McIntyre believes the trend toward automation in sailing has advantages, but that it also can detract from the thrill of being out on the open ocean.
“The tech lets a lot more people get out on the water comfortably and safely, which isn’t a bad thing,” he says. “But there is a certain satisfaction and purity in doing something all by yourself, safely overcoming a challenge using your own brain and wit. Getting out and having a go. I think we all need this to truly feel alive.”
Back to the Basics
The 29 men and one woman taking part in the GGR 2018 have each paid a US $2200 entry fee. Competitors hail from 11 countries, including Brazil, India, Palestine and Russia. This eclectic group, boasting a mix of ages, professions and characters, is united by one common thread—a craving for raw adventure.

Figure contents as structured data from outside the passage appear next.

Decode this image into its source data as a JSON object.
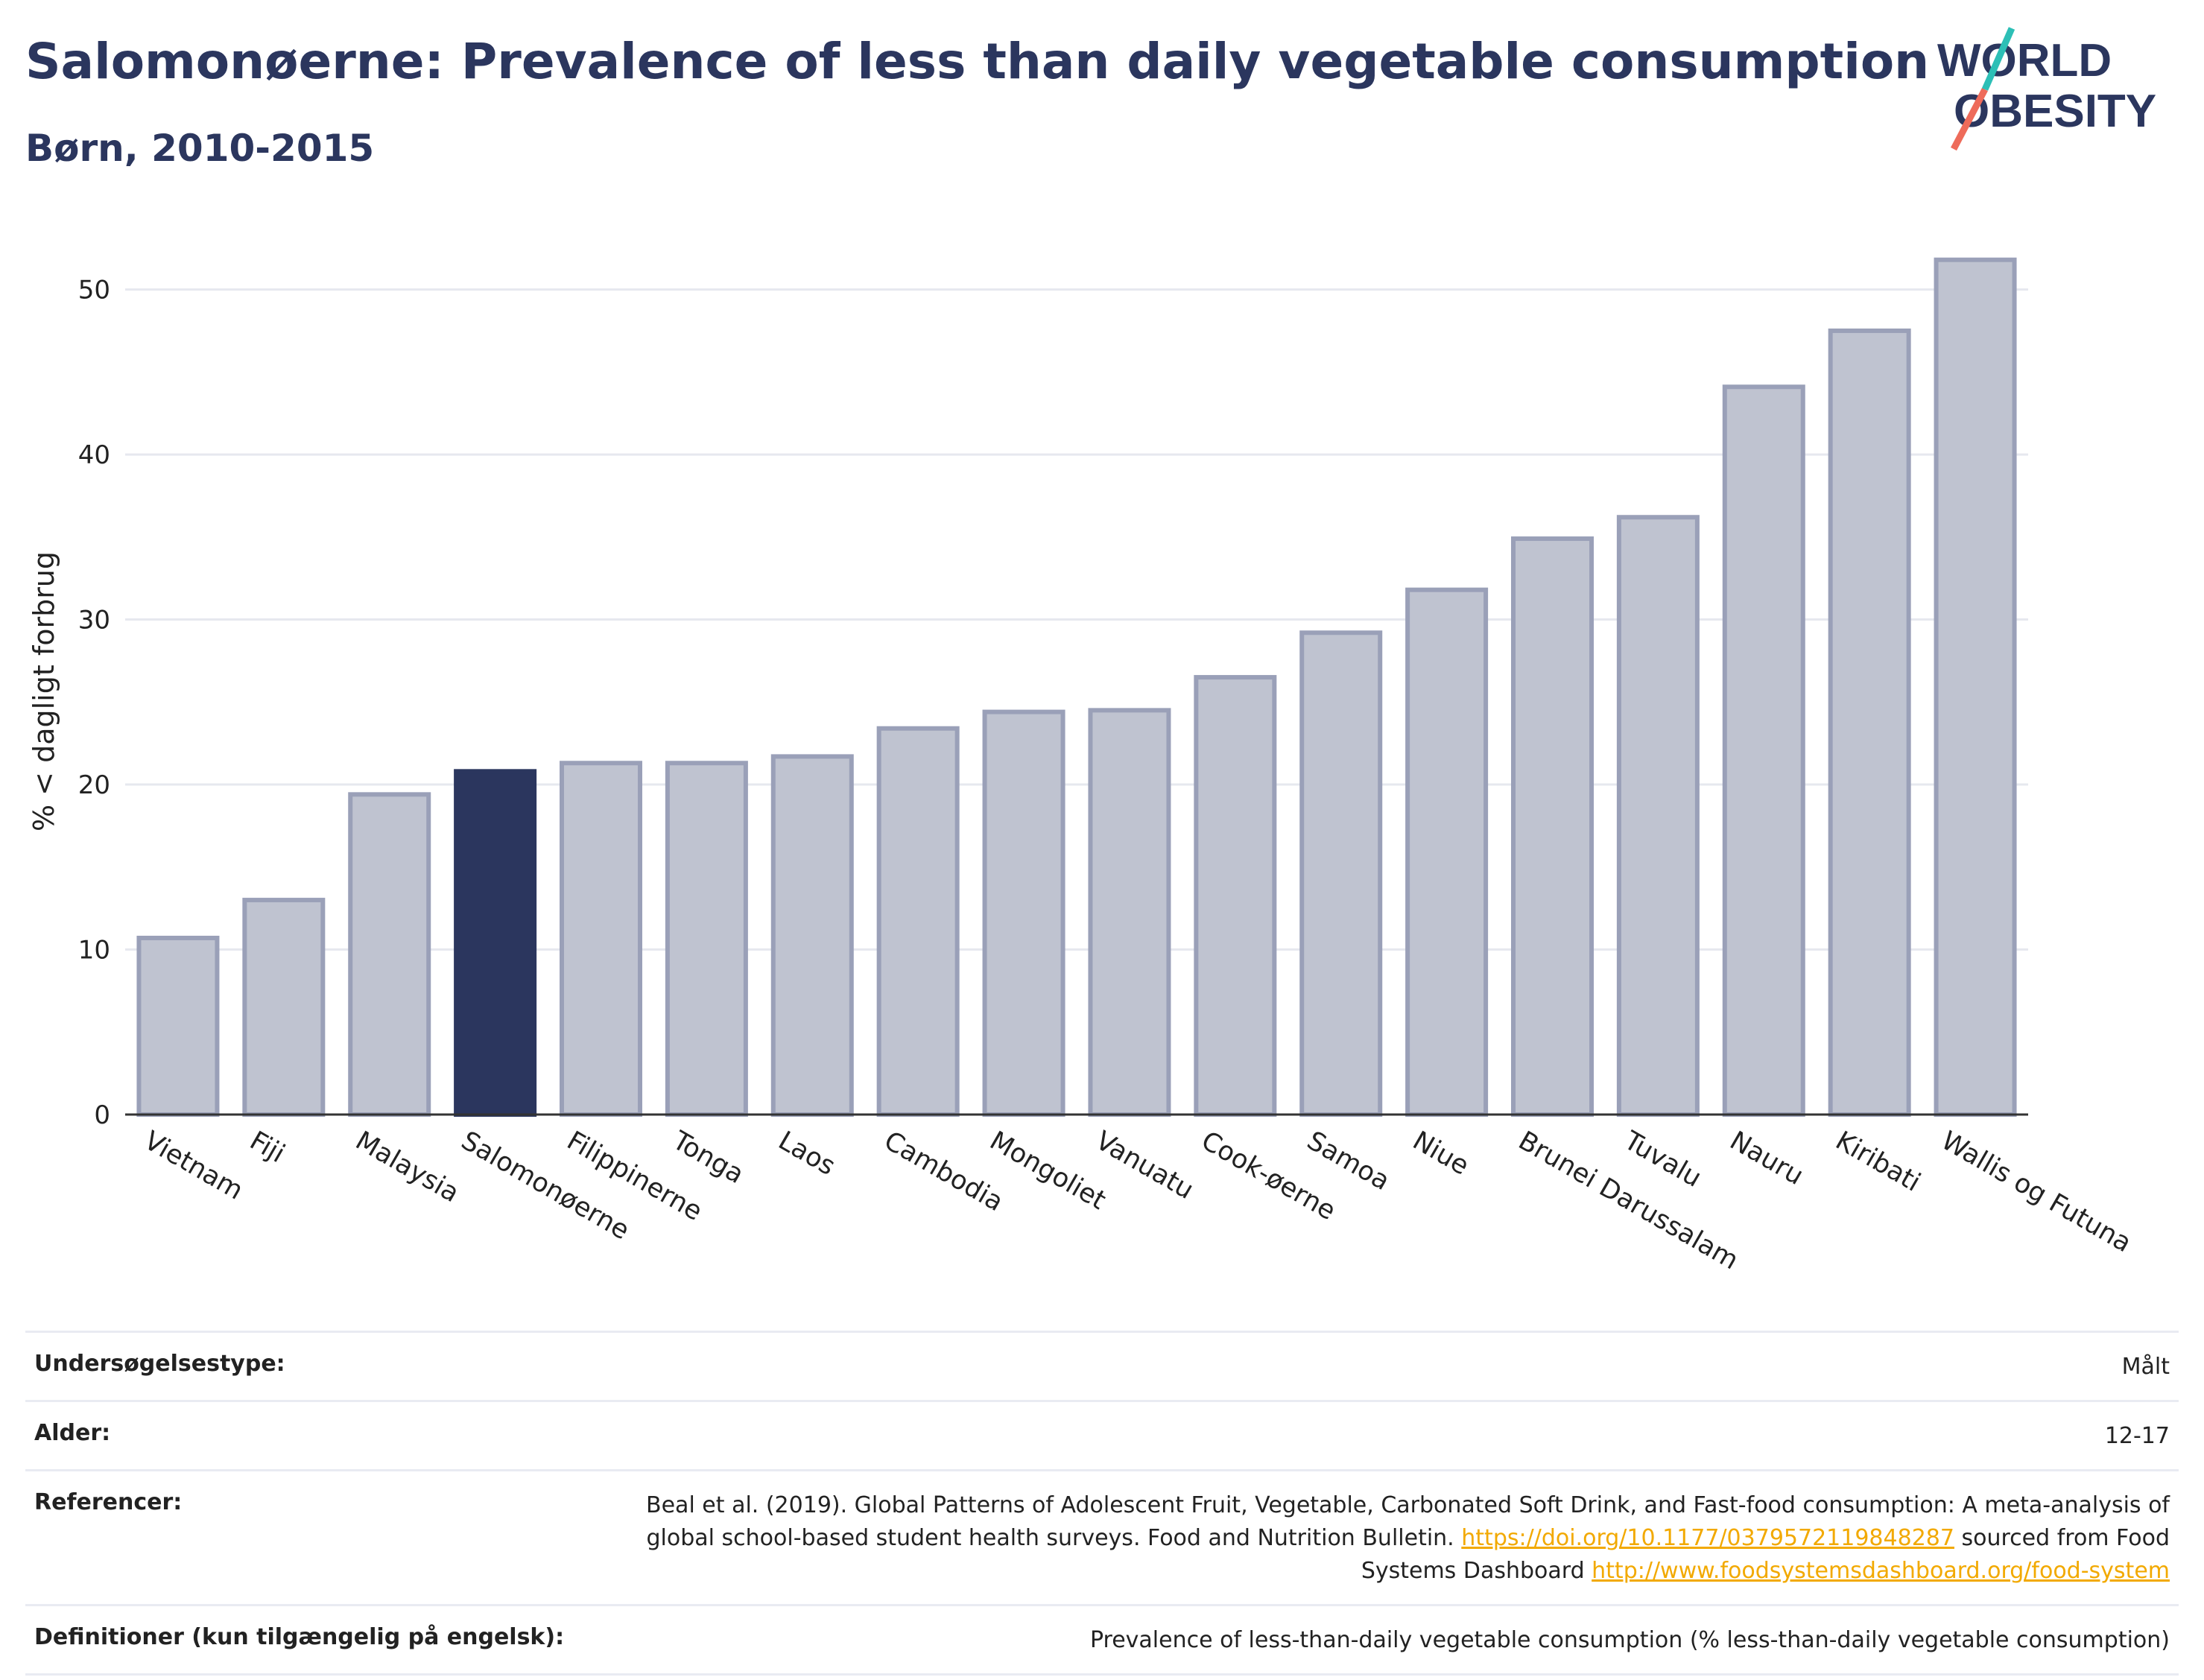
{
  "title": "Salomonøerne: Prevalence of less than daily vegetable consumption",
  "subtitle": "Børn, 2010-2015",
  "logo": {
    "line1": "WORLD",
    "line2": "OBESITY"
  },
  "colors": {
    "highlight": "#2b365e",
    "bar": "#bfc3d0",
    "bar_outline": "#9aa0b8",
    "title": "#2b365e",
    "link": "#f2a900"
  },
  "chart_data": {
    "type": "bar",
    "categories": [
      "Vietnam",
      "Fiji",
      "Malaysia",
      "Salomonøerne",
      "Filippinerne",
      "Tonga",
      "Laos",
      "Cambodia",
      "Mongoliet",
      "Vanuatu",
      "Cook-øerne",
      "Samoa",
      "Niue",
      "Brunei Darussalam",
      "Tuvalu",
      "Nauru",
      "Kiribati",
      "Wallis og Futuna"
    ],
    "values": [
      10.7,
      13.0,
      19.4,
      20.8,
      21.3,
      21.3,
      21.7,
      23.4,
      24.4,
      24.5,
      26.5,
      29.2,
      31.8,
      34.9,
      36.2,
      44.1,
      47.5,
      51.8
    ],
    "highlight": "Salomonøerne",
    "ylabel": "% < dagligt forbrug",
    "xlabel": "",
    "ylim": [
      0,
      54
    ],
    "yticks": [
      0,
      10,
      20,
      30,
      40,
      50
    ],
    "grid": true
  },
  "info": {
    "survey_type": {
      "label": "Undersøgelsestype:",
      "value": "Målt"
    },
    "age": {
      "label": "Alder:",
      "value": "12-17"
    },
    "references": {
      "label": "Referencer:",
      "text1": "Beal et al. (2019). Global Patterns of Adolescent Fruit, Vegetable, Carbonated Soft Drink, and Fast-food consumption: A meta-analysis of global school-based student health surveys. Food and Nutrition Bulletin.",
      "link1": "https://doi.org/10.1177/0379572119848287",
      "text2": "sourced from Food Systems Dashboard",
      "link2": "http://www.foodsystemsdashboard.org/food-system"
    },
    "definitions": {
      "label": "Definitioner (kun tilgængelig på engelsk):",
      "value": "Prevalence of less-than-daily vegetable consumption (% less-than-daily vegetable consumption)"
    }
  }
}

“This is all about man and woman against the elements,” says McIntyre. “These are all guys who could not sleep the moment they heard about the race. They want to go back to basics, not pilot the fastest, fanciest 60-foot ocean racer that effectively sails itself.
“The participants in the GGR 2018 know they are rewriting history,” continues the veteran sailor. “Their accomplishments will be all theirs. They won’t belong to a computer or the sailor with the most money. In our automated age, Golden Globe sailors are true pioneers in the spirit of Robin Knox-Johnston.”